Oh, I forgot to mention.  To sacrifice your loved ones to Lilith, you make some weird mark on their forehead in blood.  And then they get sucked under Angie’s bed. Easy peasy.
The Chosen has some genuine comic moments.  Like when Cameron and his sister are all like “who are we going to kill?” and the drunk uncle comes in and flips them off and they just turn to each other and silently nod.  It’s too bad the film doesn’t just fully leap into the comedic vein, because there’s ample material here, including a foul-mouthed nun who is totes into sacrifices.  But instead the film stubbornly persists in being a mostly awful horror film with only fleeting glints of comedy. 

Why is the horror side of things so awful?  The CGI effects are crazy bad, and they're mostly smoke.  The sacrifices are mainly just crunching sounds.  And I didn’t really care about Angie at all.  I mean, she’s a one or two sacrifice child at the most.  But six?  gtfo.  Even before she gets possessed she has the personality of an ironing board.  One time she hides in a box and her uncle finds her!  This is the extent of her doing anything remotely humanizing, and it’s something my cat does all the time.  Oh wait. . . she also draws some disturbing pictures of herself and her dead twin brother that have a creepy slenderman vibe to them.  Not exactly endearing.

The biggest problem with the scares, though, is that they all seem so derivative.
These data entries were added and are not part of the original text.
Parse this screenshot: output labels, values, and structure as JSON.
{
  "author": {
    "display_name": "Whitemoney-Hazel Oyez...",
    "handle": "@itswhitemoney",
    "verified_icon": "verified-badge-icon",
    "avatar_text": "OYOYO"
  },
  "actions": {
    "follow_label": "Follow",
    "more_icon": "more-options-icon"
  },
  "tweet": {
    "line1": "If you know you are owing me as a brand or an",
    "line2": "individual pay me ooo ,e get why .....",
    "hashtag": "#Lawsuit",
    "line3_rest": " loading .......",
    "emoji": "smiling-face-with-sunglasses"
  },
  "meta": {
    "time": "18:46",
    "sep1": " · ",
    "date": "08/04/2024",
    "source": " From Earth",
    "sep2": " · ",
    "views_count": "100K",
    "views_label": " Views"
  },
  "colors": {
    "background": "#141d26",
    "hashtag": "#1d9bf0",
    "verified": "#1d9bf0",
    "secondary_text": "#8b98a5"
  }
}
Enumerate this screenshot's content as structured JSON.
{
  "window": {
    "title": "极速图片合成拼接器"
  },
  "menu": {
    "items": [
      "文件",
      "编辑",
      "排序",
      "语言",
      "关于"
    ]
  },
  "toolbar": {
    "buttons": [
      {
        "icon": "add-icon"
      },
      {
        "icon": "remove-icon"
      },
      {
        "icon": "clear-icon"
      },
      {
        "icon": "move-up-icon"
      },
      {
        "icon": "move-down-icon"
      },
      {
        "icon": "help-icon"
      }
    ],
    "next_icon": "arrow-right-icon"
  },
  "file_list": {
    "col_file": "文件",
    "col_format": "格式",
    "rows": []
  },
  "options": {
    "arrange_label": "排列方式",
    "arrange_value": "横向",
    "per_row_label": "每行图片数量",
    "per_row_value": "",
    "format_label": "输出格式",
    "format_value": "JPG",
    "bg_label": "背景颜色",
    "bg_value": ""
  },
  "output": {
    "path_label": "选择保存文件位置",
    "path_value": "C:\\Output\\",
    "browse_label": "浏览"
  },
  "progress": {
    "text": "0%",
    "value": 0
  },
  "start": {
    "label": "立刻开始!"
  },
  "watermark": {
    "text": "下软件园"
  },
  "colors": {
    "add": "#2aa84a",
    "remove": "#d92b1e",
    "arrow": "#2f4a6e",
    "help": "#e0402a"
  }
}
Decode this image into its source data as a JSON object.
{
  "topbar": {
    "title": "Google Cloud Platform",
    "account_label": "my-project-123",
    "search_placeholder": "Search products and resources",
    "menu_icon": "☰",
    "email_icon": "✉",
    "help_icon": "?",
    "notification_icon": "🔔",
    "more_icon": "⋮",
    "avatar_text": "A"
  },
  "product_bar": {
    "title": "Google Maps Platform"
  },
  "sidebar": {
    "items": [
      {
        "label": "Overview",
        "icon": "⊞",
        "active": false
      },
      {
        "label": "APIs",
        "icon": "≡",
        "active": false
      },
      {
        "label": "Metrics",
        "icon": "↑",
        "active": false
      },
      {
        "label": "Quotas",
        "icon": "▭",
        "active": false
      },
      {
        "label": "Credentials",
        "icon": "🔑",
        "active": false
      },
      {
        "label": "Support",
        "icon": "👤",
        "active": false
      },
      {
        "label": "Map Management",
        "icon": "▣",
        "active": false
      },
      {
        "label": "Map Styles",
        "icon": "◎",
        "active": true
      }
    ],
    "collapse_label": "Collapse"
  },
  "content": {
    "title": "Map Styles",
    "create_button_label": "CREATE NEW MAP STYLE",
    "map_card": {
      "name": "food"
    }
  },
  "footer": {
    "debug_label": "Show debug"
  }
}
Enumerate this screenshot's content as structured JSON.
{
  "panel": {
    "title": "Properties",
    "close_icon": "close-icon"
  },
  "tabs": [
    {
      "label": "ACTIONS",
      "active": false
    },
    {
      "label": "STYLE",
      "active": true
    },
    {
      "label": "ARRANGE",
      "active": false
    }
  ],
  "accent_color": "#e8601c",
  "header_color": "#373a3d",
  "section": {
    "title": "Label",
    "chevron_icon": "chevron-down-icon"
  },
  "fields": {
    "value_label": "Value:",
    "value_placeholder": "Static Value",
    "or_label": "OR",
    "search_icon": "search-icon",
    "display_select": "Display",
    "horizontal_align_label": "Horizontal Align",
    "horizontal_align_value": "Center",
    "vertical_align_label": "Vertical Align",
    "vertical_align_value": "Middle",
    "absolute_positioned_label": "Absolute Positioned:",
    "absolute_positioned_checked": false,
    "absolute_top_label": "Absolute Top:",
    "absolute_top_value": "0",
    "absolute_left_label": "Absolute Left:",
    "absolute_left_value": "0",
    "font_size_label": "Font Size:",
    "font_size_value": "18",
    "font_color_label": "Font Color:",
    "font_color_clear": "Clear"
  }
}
Which one of these images isn't from The Chosen?

Who wore it better?

If the film went fully goofy, maybe it wouldn’t have to retread these tired tropes.  At its core, The Chosen wants to be a horror-comedy, but it just can’t commit.  Every time it predictably veered back to being pathetically dramatic and broody, I wanted to yell along with its schoolyard-bully of a nun:  “There’s no going back.  So snap out of it, grow some balls, and do what you have to do!”  

Questions for Joe:
PH:  Why didn’t Cameron want to go to college?  And why was this even a point?
JD:   I assume the devil told him he should go to Junior College and find himself first.

PH:  If there were only five sacrifices necessary, who would you choose to save from among the sacrificed?
JD:  All of them! Of course. I’d get the niece a really nice going away present that she’d really like, really spend some money on it then return that shit seven days later. Or if it was just like a five-day return policy, I’d give it to her on day three.

PH:  Who wore that hairstyle better?  Cameron or Street Fighter IV’s Guile?
JD:  That’s a really tough question, Paul. For guidance, I’ve gone to Kian Lawley’s IMDB profile; he’s the actor who played Cameron. Apparently, his personal quote is “It’s OK to be a glow stick; sometimes we need to break before we shine.” So I know who has the teenage girl vote. And you know what, girls? He’d kill everyone just for you.

PH: Who won at the end?  Lilith or Cameron?  It was sort of unclear to me.
JD:  Normally, demonic possession schemes seem trifling to me. Do all-powerful demons really have nothing better to do than mess with little girls? But in this case Lilith possesses one and gets fed six souls in exchange, so that’s a pretty good deal. Even if eating the sixth means she has to go back to hell for a while, at least she’s going on a full stomach.